# Herndon, Va impromptu herf



## jkim05 (Feb 26, 2007)

Kimyounil (Mike), me and our friend David decided to get together and smoke a cigar before he moved to california. He just got commissioned as second lieutenant in the air force and he's moving away so we had one last get together. He's a new smoker so we got a bunch of cigars together for him and a tupperdor with some beads, a lighter and a cutter to send him off with.

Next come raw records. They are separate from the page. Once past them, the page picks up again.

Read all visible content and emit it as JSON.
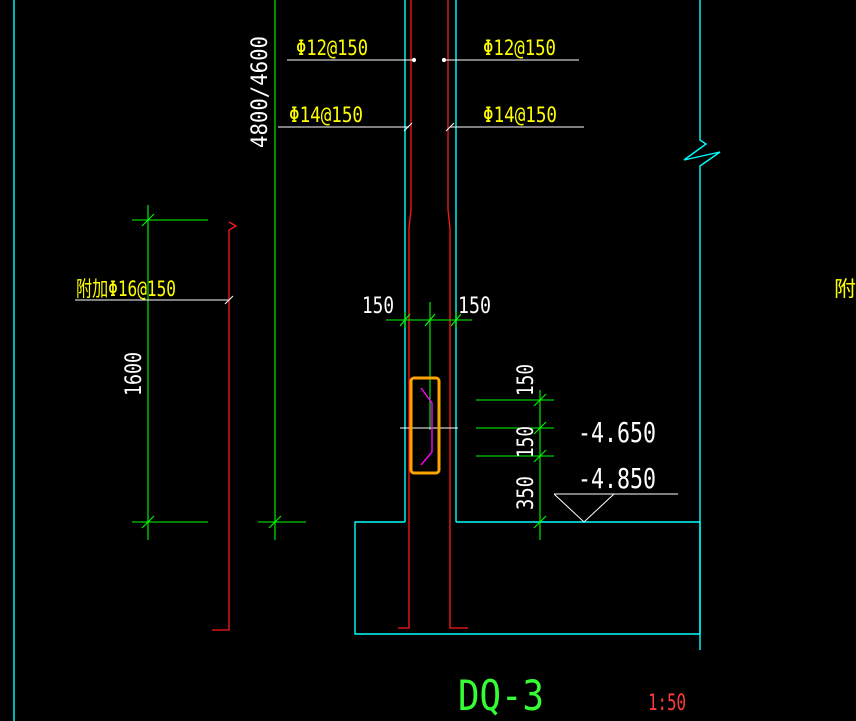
{
  "drawing": {
    "title": "DQ-3",
    "scale": "1:50",
    "colors": {
      "background": "#000000",
      "text_yellow": "#ffff00",
      "dimension_green": "#00ff00",
      "rebar_red": "#ff0000",
      "outline_cyan": "#00ffff",
      "leader_white": "#ffffff",
      "highlight_orange": "#ffa500",
      "detail_magenta": "#ff00ff",
      "title_green": "#33ff33",
      "scale_red": "#ff3b3b"
    }
  },
  "rebar_labels": {
    "top_left": "Φ12@150",
    "top_right": "Φ12@150",
    "mid_left": "Φ14@150",
    "mid_right": "Φ14@150",
    "additional_left": "附加Φ16@150",
    "additional_right_partial": "附"
  },
  "dimensions": {
    "vertical_span": "4800/4600",
    "additional_length": "1600",
    "left_cover": "150",
    "right_cover": "150",
    "dim_a": "150",
    "dim_b": "150",
    "dim_c": "350"
  },
  "elevations": {
    "upper": "-4.650",
    "lower": "-4.850"
  }
}
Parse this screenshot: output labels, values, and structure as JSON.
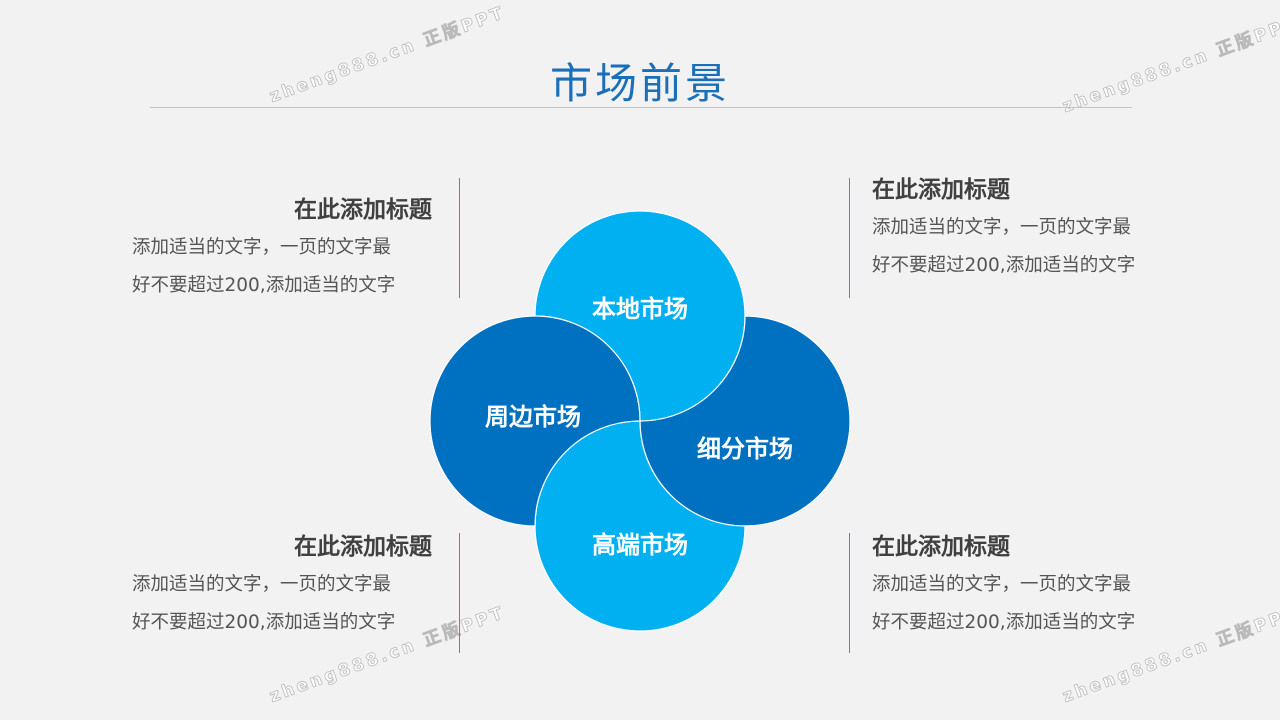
{
  "title": "市场前景",
  "watermark": "zheng888.cn 正版PPT",
  "colors": {
    "light_blue": "#00b0f0",
    "dark_blue": "#0070c0",
    "title": "#1a6fb8"
  },
  "diagram": {
    "top": "本地市场",
    "left": "周边市场",
    "right": "细分市场",
    "bottom": "高端市场"
  },
  "blocks": [
    {
      "heading": "在此添加标题",
      "line1": "添加适当的文字，一页的文字最",
      "line2": "好不要超过200,添加适当的文字"
    },
    {
      "heading": "在此添加标题",
      "line1": "添加适当的文字，一页的文字最",
      "line2": "好不要超过200,添加适当的文字"
    },
    {
      "heading": "在此添加标题",
      "line1": "添加适当的文字，一页的文字最",
      "line2": "好不要超过200,添加适当的文字"
    },
    {
      "heading": "在此添加标题",
      "line1": "添加适当的文字，一页的文字最",
      "line2": "好不要超过200,添加适当的文字"
    }
  ]
}
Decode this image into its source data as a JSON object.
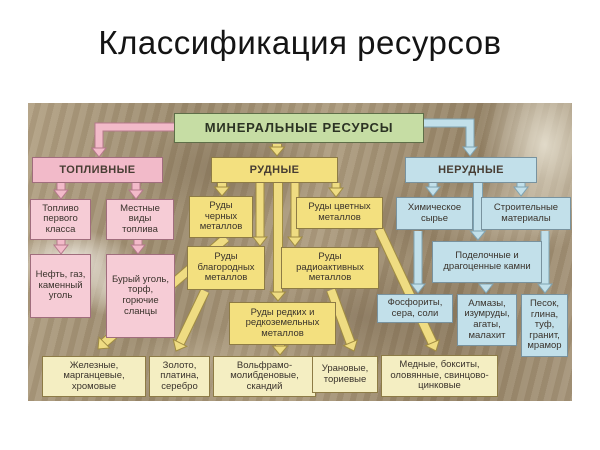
{
  "title": "Классификация ресурсов",
  "colors": {
    "green_box": "#c6dda4",
    "pink_box": "#f2bac9",
    "pink_light_box": "#f6ccd6",
    "yellow_box": "#f3e07f",
    "yellow_pale_box": "#f4eec2",
    "blue_box": "#c2e0ea",
    "arrow_pink": "#f2bac9",
    "arrow_pink_outline": "#b5798c",
    "arrow_yellow": "#efdc82",
    "arrow_yellow_outline": "#a08c42",
    "arrow_blue": "#c2e0ea",
    "arrow_blue_outline": "#7fa3b2"
  },
  "diagram": {
    "root": {
      "label": "МИНЕРАЛЬНЫЕ РЕСУРСЫ"
    },
    "branches": {
      "fuel": {
        "label": "ТОПЛИВНЫЕ"
      },
      "ore": {
        "label": "РУДНЫЕ"
      },
      "nonore": {
        "label": "НЕРУДНЫЕ"
      }
    },
    "nodes": {
      "fuel_class1": {
        "label": "Топливо первого класса"
      },
      "fuel_local": {
        "label": "Местные виды топлива"
      },
      "fuel_class1_items": {
        "label": "Нефть, газ, каменный уголь"
      },
      "fuel_local_items": {
        "label": "Бурый уголь, торф, горючие сланцы"
      },
      "ore_ferrous": {
        "label": "Руды черных металлов"
      },
      "ore_nonferrous": {
        "label": "Руды цветных металлов"
      },
      "ore_noble": {
        "label": "Руды благородных металлов"
      },
      "ore_radioactive": {
        "label": "Руды радиоактивных металлов"
      },
      "ore_rare": {
        "label": "Руды редких и редкоземельных металлов"
      },
      "ore_ferrous_items": {
        "label": "Железные, марганцевые, хромовые"
      },
      "ore_noble_items": {
        "label": "Золото, платина, серебро"
      },
      "ore_rare_items": {
        "label": "Вольфрамо-молибденовые, скандий"
      },
      "ore_radioactive_items": {
        "label": "Урановые, ториевые"
      },
      "ore_nonferrous_items": {
        "label": "Медные, бокситы, оловянные, свинцово-цинковые"
      },
      "chem": {
        "label": "Химическое сырье"
      },
      "building": {
        "label": "Строительные материалы"
      },
      "gems": {
        "label": "Поделочные и драгоценные камни"
      },
      "chem_items": {
        "label": "Фосфориты, сера, соли"
      },
      "gems_items": {
        "label": "Алмазы, изумруды, агаты, малахит"
      },
      "building_items": {
        "label": "Песок, глина, туф, гранит, мрамор"
      }
    }
  }
}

I'll be posting pics as we go along.

Lieutenant Dave and Mike









Kimyounil









Dave


----------



## hova45 (Jun 17, 2007)

nice pics, hope you enjoyed those fine cigars


----------



## jkim05 (Feb 26, 2007)

Me with 3 cigars at once


----------



## JCK (Nov 9, 2006)

Crazy Koreans... the whole lot of you !  Looks like a great little herf and a great way to send your buddy off to the West Coast.

Ji


----------



## boonedoggle (Jun 23, 2006)

Why the hell wasn't I envited? Oh, I get it...it's because I'm ENLISTED! :r


----------



## jkim05 (Feb 26, 2007)

We had a couple of jlp's, mine was plugged though so i switched to a 5 vegas A that was gifted to me by Mike.
I nubbed it:


----------



## Addiction (May 8, 2007)

jkim05 said:


> We had a couple of jlp's, mine was plugged though so i switched to a 5 vegas A that was gifted to me by Mike.
> I nubbed it:


Nice job gentlemen, keep smoking!


----------



## jkim05 (Feb 26, 2007)

thanks bryan. mike tells me you're a really cool guy and I have to meet you if i get a chance. he's laughing as i post this.


----------



## clampdown (Feb 7, 2006)

great pics, im located just up the street from you. we should get together for some smokes.


----------



## jkim05 (Feb 26, 2007)

yeah, we should all get together, unfortunately this was all very last minute otherwise we would have invited more people.


----------



## clampdown (Feb 7, 2006)

Hey no problem, Bryan (addiction) and I are getting together this week for a smoke and some drinks. I will pm you the info when we finalize something. That offer is open to anyone else who wants to join, just pm me.


----------



## RPB67 (Mar 26, 2005)

Talk about nub a cigar.

Looks like you guys definately enjoyed your cigars.:tu

Thanks for the pics.


----------



## Kimyounil (Apr 9, 2007)

Good times.


----------